EDEKA – Food for Thought
The EDEKA / Kaiser’s Tengelmann (KT) saga helped to develop German competition law in various ways. When the Federal Cartel Office (FCO) blocked the deal it applied the SIEC test for the first time in a blocking decision and on a purchasing market. Germany’s minister for the economy believed that the merger would nevertheless be justified if EDEKA guaranteed the jobs of KT employees (disregarding the EDEKA employees). Following its approval, the minister had to learn from the Dusseldorf Court of Appeals that he has to observe certain rules on transparency when deciding on an application. When the approval was about to fail, REWE, who had initiated the proceedings, changed its mind when EDEKA offered to share the KT shops and withdrew all actions. Interestingly, the FCO found that this deal did not qualify as illegal market partitioning. The German legislator also learned its lesson: in the course of the 9th Act Amending the German Act against Restraints of Competition the law was changed to avoid legal actions by third parties against minister approvals in the future.
Despite the ministerial approval (which still remains in full force) EDEKA fought against the FCO prohibition.
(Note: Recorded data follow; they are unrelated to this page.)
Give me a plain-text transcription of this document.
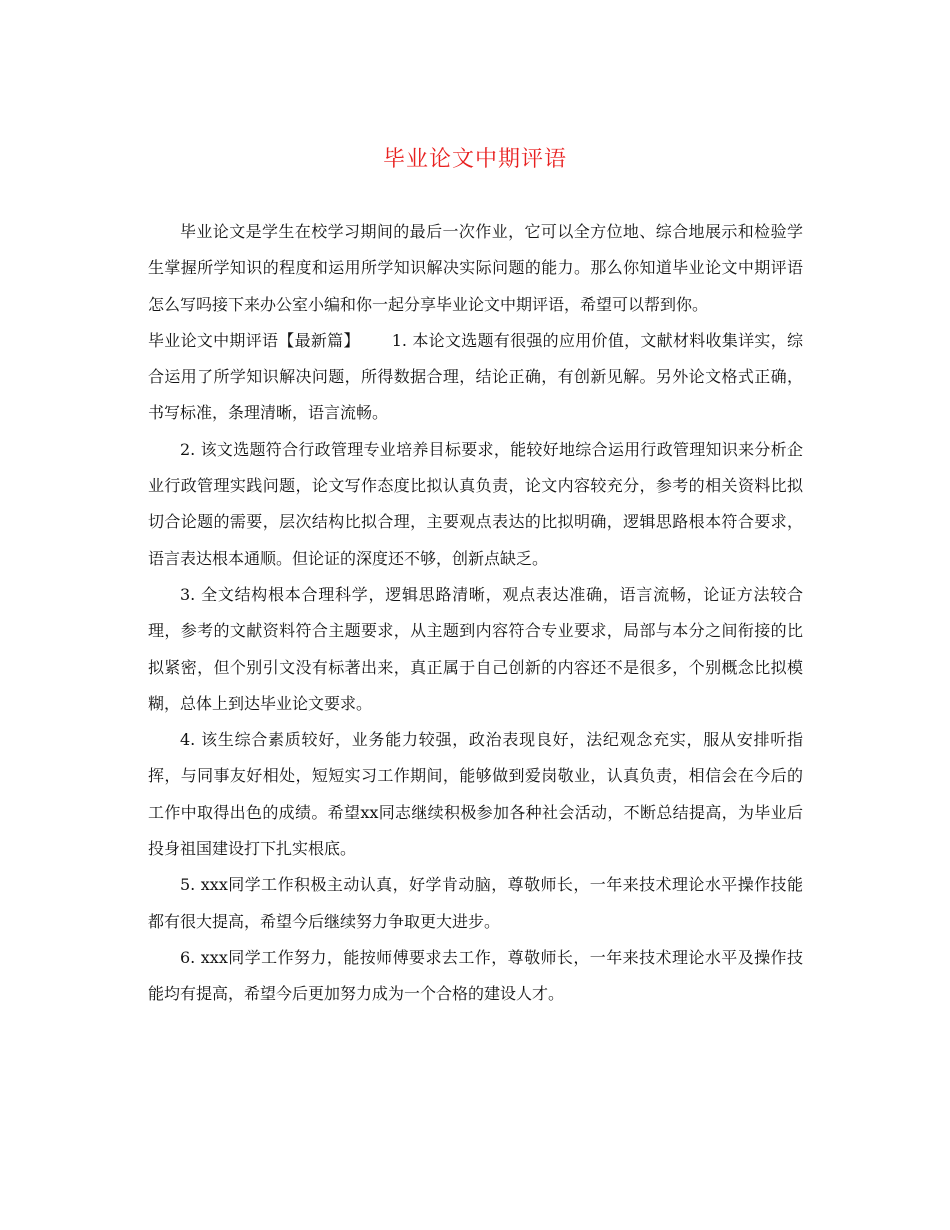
毕业论文中期评语

毕业论文是学生在校学习期间的最后一次作业，它可以全方位地、综合地展示和检验学生掌握所学知识的程度和运用所学知识解决实际问题的能力。那么你知道毕业论文中期评语怎么写吗接下来办公室小编和你一起分享毕业论文中期评语，希望可以帮到你。

毕业论文中期评语【最新篇】 1. 本论文选题有很强的应用价值，文献材料收集详实，综合运用了所学知识解决问题，所得数据合理，结论正确，有创新见解。另外论文格式正确，书写标准，条理清晰，语言流畅。

2. 该文选题符合行政管理专业培养目标要求，能较好地综合运用行政管理知识来分析企业行政管理实践问题，论文写作态度比拟认真负责，论文内容较充分，参考的相关资料比拟切合论题的需要，层次结构比拟合理，主要观点表达的比拟明确，逻辑思路根本符合要求，语言表达根本通顺。但论证的深度还不够，创新点缺乏。

3. 全文结构根本合理科学，逻辑思路清晰，观点表达准确，语言流畅，论证方法较合理，参考的文献资料符合主题要求，从主题到内容符合专业要求，局部与本分之间衔接的比拟紧密，但个别引文没有标著出来，真正属于自己创新的内容还不是很多，个别概念比拟模糊，总体上到达毕业论文要求。

4. 该生综合素质较好，业务能力较强，政治表现良好，法纪观念充实，服从安排听指挥，与同事友好相处，短短实习工作期间，能够做到爱岗敬业，认真负责，相信会在今后的工作中取得出色的成绩。希望xx同志继续积极参加各种社会活动，不断总结提高，为毕业后投身祖国建设打下扎实根底。

5. xxx同学工作积极主动认真，好学肯动脑，尊敬师长，一年来技术理论水平操作技能都有很大提高，希望今后继续努力争取更大进步。

6. xxx同学工作努力，能按师傅要求去工作，尊敬师长，一年来技术理论水平及操作技能均有提高，希望今后更加努力成为一个合格的建设人才。
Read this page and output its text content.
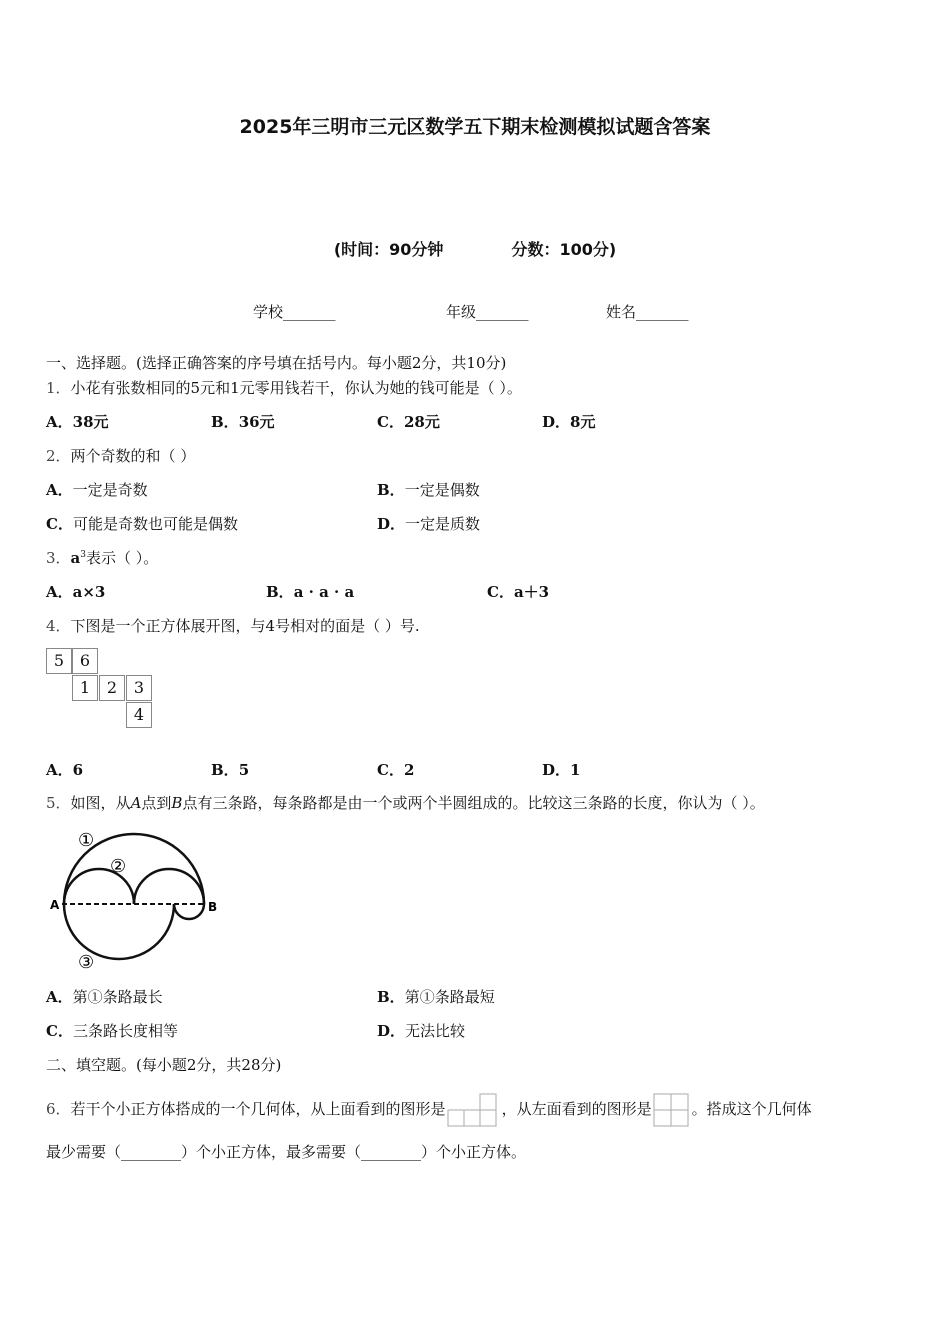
2025年三明市三元区数学五下期末检测模拟试题含答案
(时间：90分钟	分数：100分)
学校_______	年级_______	姓名_______
一、选择题。(选择正确答案的序号填在括号内。每小题2分，共10分)
1．小花有张数相同的5元和1元零用钱若干，你认为她的钱可能是（ ）。
A．38元	B．36元	C．28元	D．8元
2．两个奇数的和（ ）
A．一定是奇数	B．一定是偶数
C．可能是奇数也可能是偶数	D．一定是质数
3．$a^3$表示（ ）。
A．a×3	B．a · a · a	C．a＋3
4．下图是一个正方体展开图，与4号相对的面是（ ）号.
5 6
1	2	3
4
A．6	B．5	C．2	D．1
5．如图，从A点到B点有三条路，每条路都是由一个或两个半圆组成的。比较这三条路的长度，你认为（ ）。
A	B
①
②
③
A．第①条路最长	B．第①条路最短
C．三条路长度相等	D．无法比较
二、填空题。(每小题2分，共28分)
6．若干个小正方体搭成的一个几何体，从上面看到的图形是	，从左面看到的图形是	。搭成这个几何体
最少需要（________）个小正方体，最多需要（________）个小正方体。
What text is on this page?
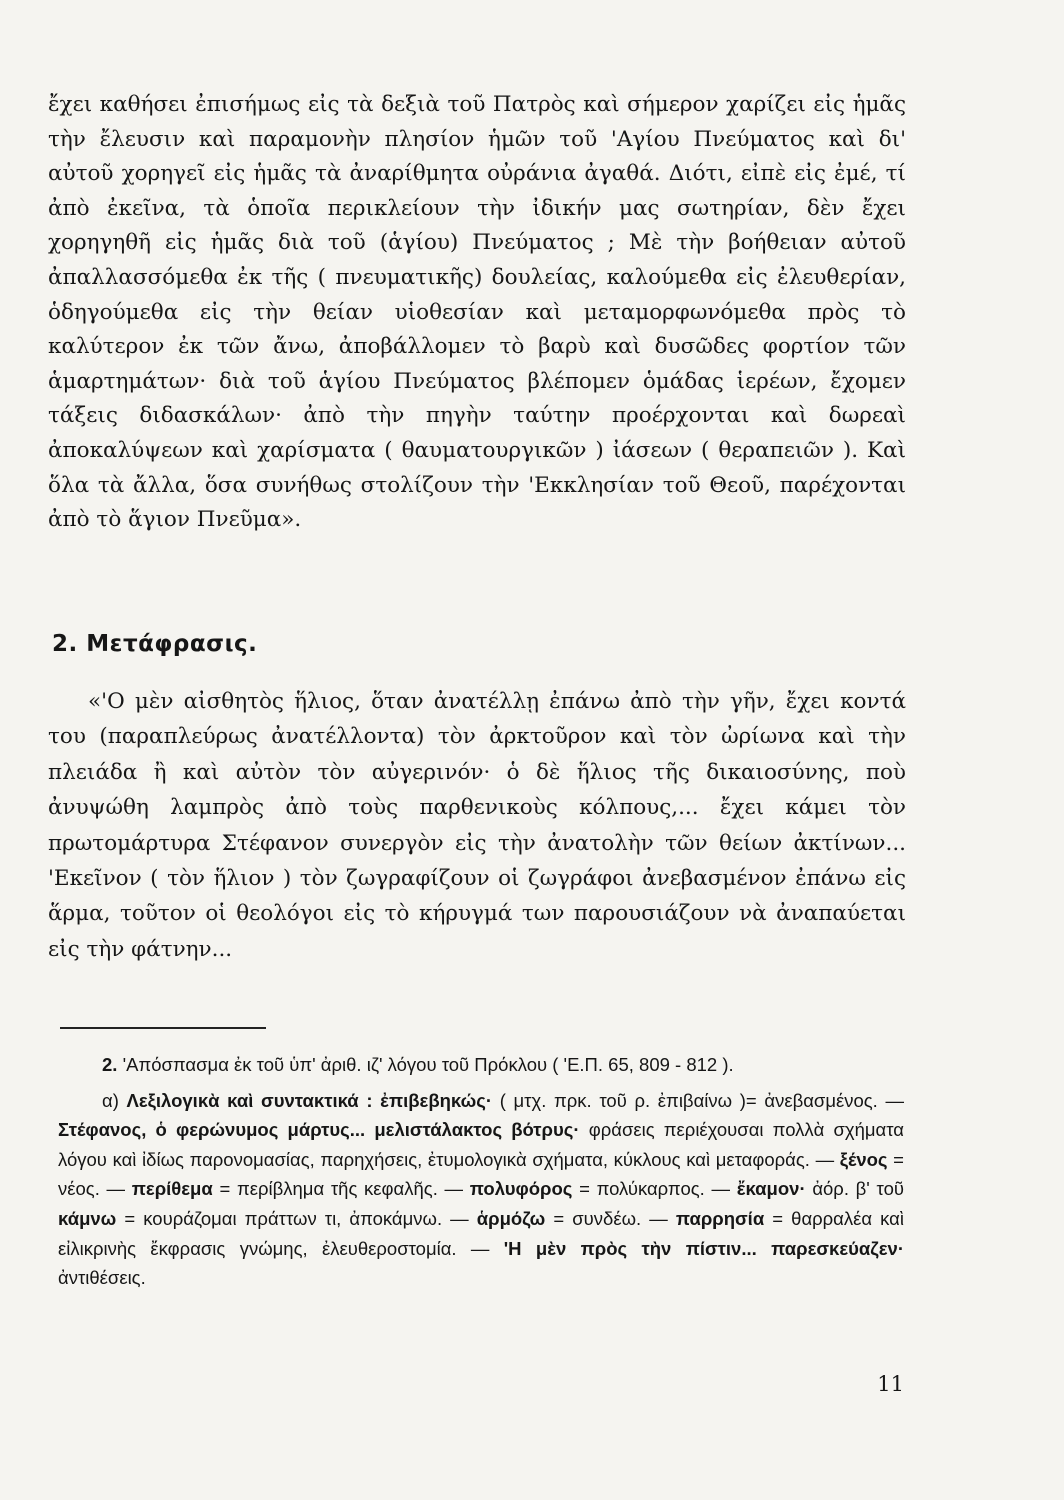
ἔχει καθήσει ἐπισήμως εἰς τὰ δεξιὰ τοῦ Πατρὸς καὶ σήμερον χαρίζει εἰς ἡμᾶς τὴν ἔλευσιν καὶ παραμονὴν πλησίον ἡμῶν τοῦ 'Αγίου Πνεύματος καὶ δι' αὐτοῦ χορηγεῖ εἰς ἡμᾶς τὰ ἀναρίθμητα οὐράνια ἀγαθά. Διότι, εἰπὲ εἰς ἐμέ, τί ἀπὸ ἐκεῖνα, τὰ ὁποῖα περικλείουν τὴν ἰδικήν μας σωτηρίαν, δὲν ἔχει χορηγηθῆ εἰς ἡμᾶς διὰ τοῦ (ἁγίου) Πνεύματος ; Μὲ τὴν βοήθειαν αὐτοῦ ἀπαλλασσόμεθα ἐκ τῆς ( πνευματικῆς) δουλείας, καλούμεθα εἰς ἐλευθερίαν, ὁδηγούμεθα εἰς τὴν θείαν υἱοθεσίαν καὶ μεταμορφωνόμεθα πρὸς τὸ καλύτερον ἐκ τῶν ἄνω, ἀποβάλλομεν τὸ βαρὺ καὶ δυσῶδες φορτίον τῶν ἁμαρτημάτων· διὰ τοῦ ἁγίου Πνεύματος βλέπομεν ὁμάδας ἱερέων, ἔχομεν τάξεις διδασκάλων· ἀπὸ τὴν πηγὴν ταύτην προέρχονται καὶ δωρεαὶ ἀποκαλύψεων καὶ χαρίσματα ( θαυματουργικῶν ) ἰάσεων ( θεραπειῶν ). Καὶ ὅλα τὰ ἄλλα, ὅσα συνήθως στολίζουν τὴν 'Εκκλησίαν τοῦ Θεοῦ, παρέχονται ἀπὸ τὸ ἅγιον Πνεῦμα».

2. Μετάφρασις.

«'Ο μὲν αἰσθητὸς ἥλιος, ὅταν ἀνατέλλῃ ἐπάνω ἀπὸ τὴν γῆν, ἔχει κοντά του (παραπλεύρως ἀνατέλλοντα) τὸν ἀρκτοῦρον καὶ τὸν ὠρίωνα καὶ τὴν πλειάδα ἢ καὶ αὐτὸν τὸν αὐγερινόν· ὁ δὲ ἥλιος τῆς δικαιοσύνης, ποὺ ἀνυψώθη λαμπρὸς ἀπὸ τοὺς παρθενικοὺς κόλπους,... ἔχει κάμει τὸν πρωτομάρτυρα Στέφανον συνεργὸν εἰς τὴν ἀνατολὴν τῶν θείων ἀκτίνων... 'Εκεῖνον ( τὸν ἥλιον ) τὸν ζωγραφίζουν οἱ ζωγράφοι ἀνεβασμένον ἐπάνω εἰς ἅρμα, τοῦτον οἱ θεολόγοι εἰς τὸ κήρυγμά των παρουσιάζουν νὰ ἀναπαύεται εἰς τὴν φάτνην...

2. 'Απόσπασμα ἐκ τοῦ ὑπ' ἀριθ. ιζ' λόγου τοῦ Πρόκλου ( 'Ε.Π. 65, 809 - 812 ).

α) Λεξιλογικὰ καὶ συντακτικά : ἐπιβεβηκώς· ( μτχ. πρκ. τοῦ ρ. ἐπιβαίνω )= ἀνεβασμένος. — Στέφανος, ὁ φερώνυμος μάρτυς... μελιστάλακτος βότρυς· φράσεις περιέχουσαι πολλὰ σχήματα λόγου καὶ ἰδίως παρονομασίας, παρηχήσεις, ἐτυμολογικὰ σχήματα, κύκλους καὶ μεταφοράς. — ξένος = νέος. — περίθεμα = περίβλημα τῆς κεφαλῆς. — πολυφόρος = πολύκαρπος. — ἔκαμον· ἀόρ. β' τοῦ κάμνω = κουράζομαι πράττων τι, ἀποκάμνω. — ἁρμόζω = συνδέω. — παρρησία = θαρραλέα καὶ εἰλικρινὴς ἔκφρασις γνώμης, ἐλευθεροστομία. — 'Η μὲν πρὸς τὴν πίστιν... παρεσκεύαζεν· ἀντιθέσεις.

11
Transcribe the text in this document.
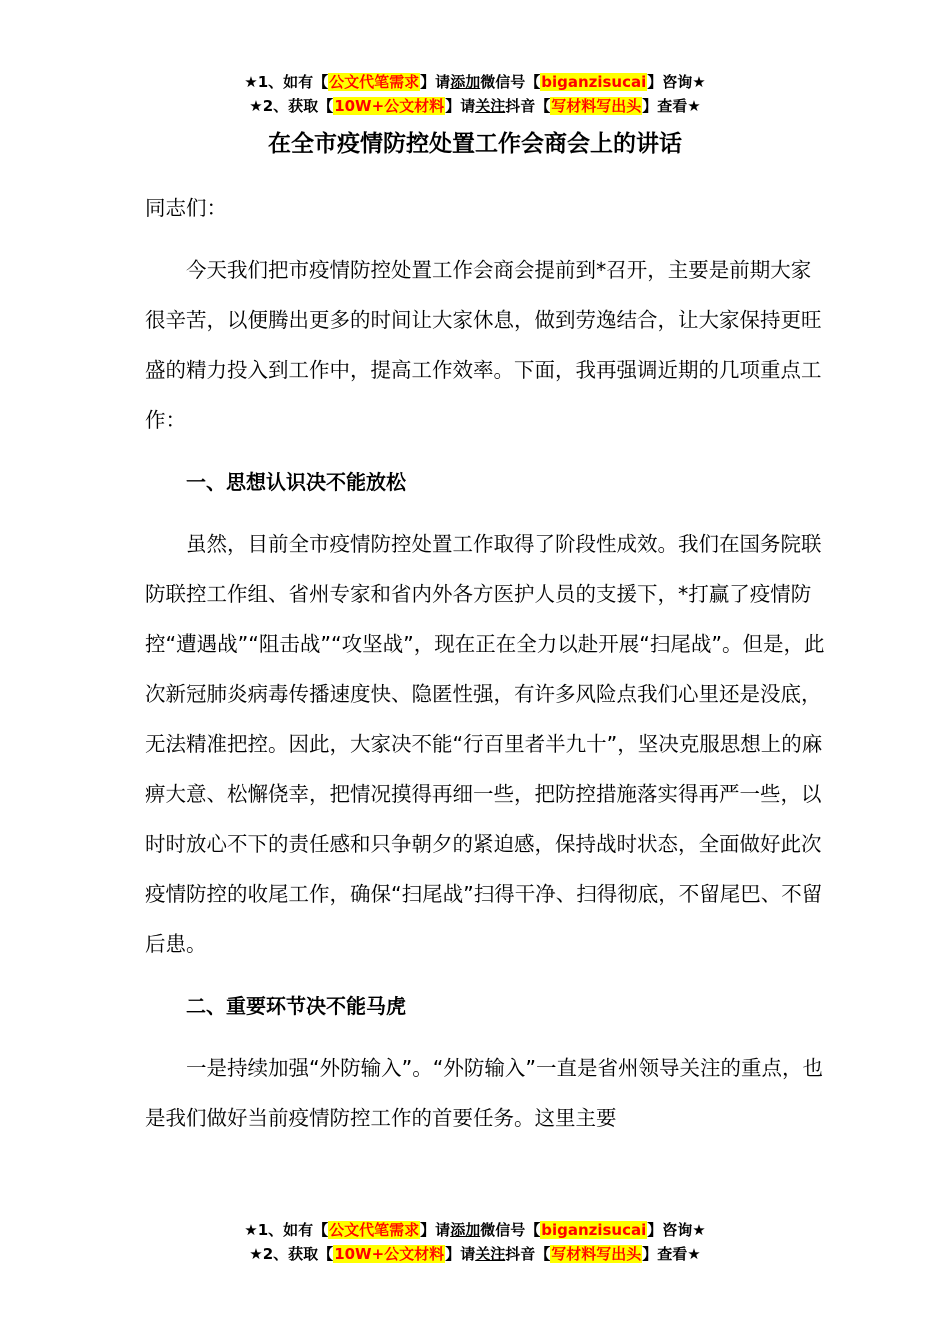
★1、如有【公文代笔需求】请添加微信号【biganzisucai】咨询★
★2、获取【10W+公文材料】请关注抖音【写材料写出头】查看★
在全市疫情防控处置工作会商会上的讲话

同志们：

今天我们把市疫情防控处置工作会商会提前到*召开，主要是前期大家很辛苦，以便腾出更多的时间让大家休息，做到劳逸结合，让大家保持更旺盛的精力投入到工作中，提高工作效率。下面，我再强调近期的几项重点工作：

一、思想认识决不能放松

虽然，目前全市疫情防控处置工作取得了阶段性成效。我们在国务院联防联控工作组、省州专家和省内外各方医护人员的支援下，*打赢了疫情防控“遭遇战”“阻击战”“攻坚战”，现在正在全力以赴开展“扫尾战”。但是，此次新冠肺炎病毒传播速度快、隐匿性强，有许多风险点我们心里还是没底，无法精准把控。因此，大家决不能“行百里者半九十”，坚决克服思想上的麻痹大意、松懈侥幸，把情况摸得再细一些，把防控措施落实得再严一些，以时时放心不下的责任感和只争朝夕的紧迫感，保持战时状态，全面做好此次疫情防控的收尾工作，确保“扫尾战”扫得干净、扫得彻底，不留尾巴、不留后患。

二、重要环节决不能马虎

一是持续加强“外防输入”。“外防输入”一直是省州领导关注的重点，也是我们做好当前疫情防控工作的首要任务。这里主要

★1、如有【公文代笔需求】请添加微信号【biganzisucai】咨询★
★2、获取【10W+公文材料】请关注抖音【写材料写出头】查看★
However, the Dusseldorf court found that the FCO’s prohibition had been correct based on the traditional dominance test. The court defined even narrower geographic markets for food retail shops than the FCO.
However, the FCO had not only blocked the merger but also prohibited joint purchasing by EDEKA and KT during the investigation, since this arrangement was qualified as gun-jumping. Upon appeal from EDEKA the courts confirmed this decision. Interestingly, it would not have been an issue (under the gun-jumping prohibition) if the parties had engaged in joint purchasing before they started their merger talks.
Dr. Michael Bauer is a partner with CMS Hasche Sigle.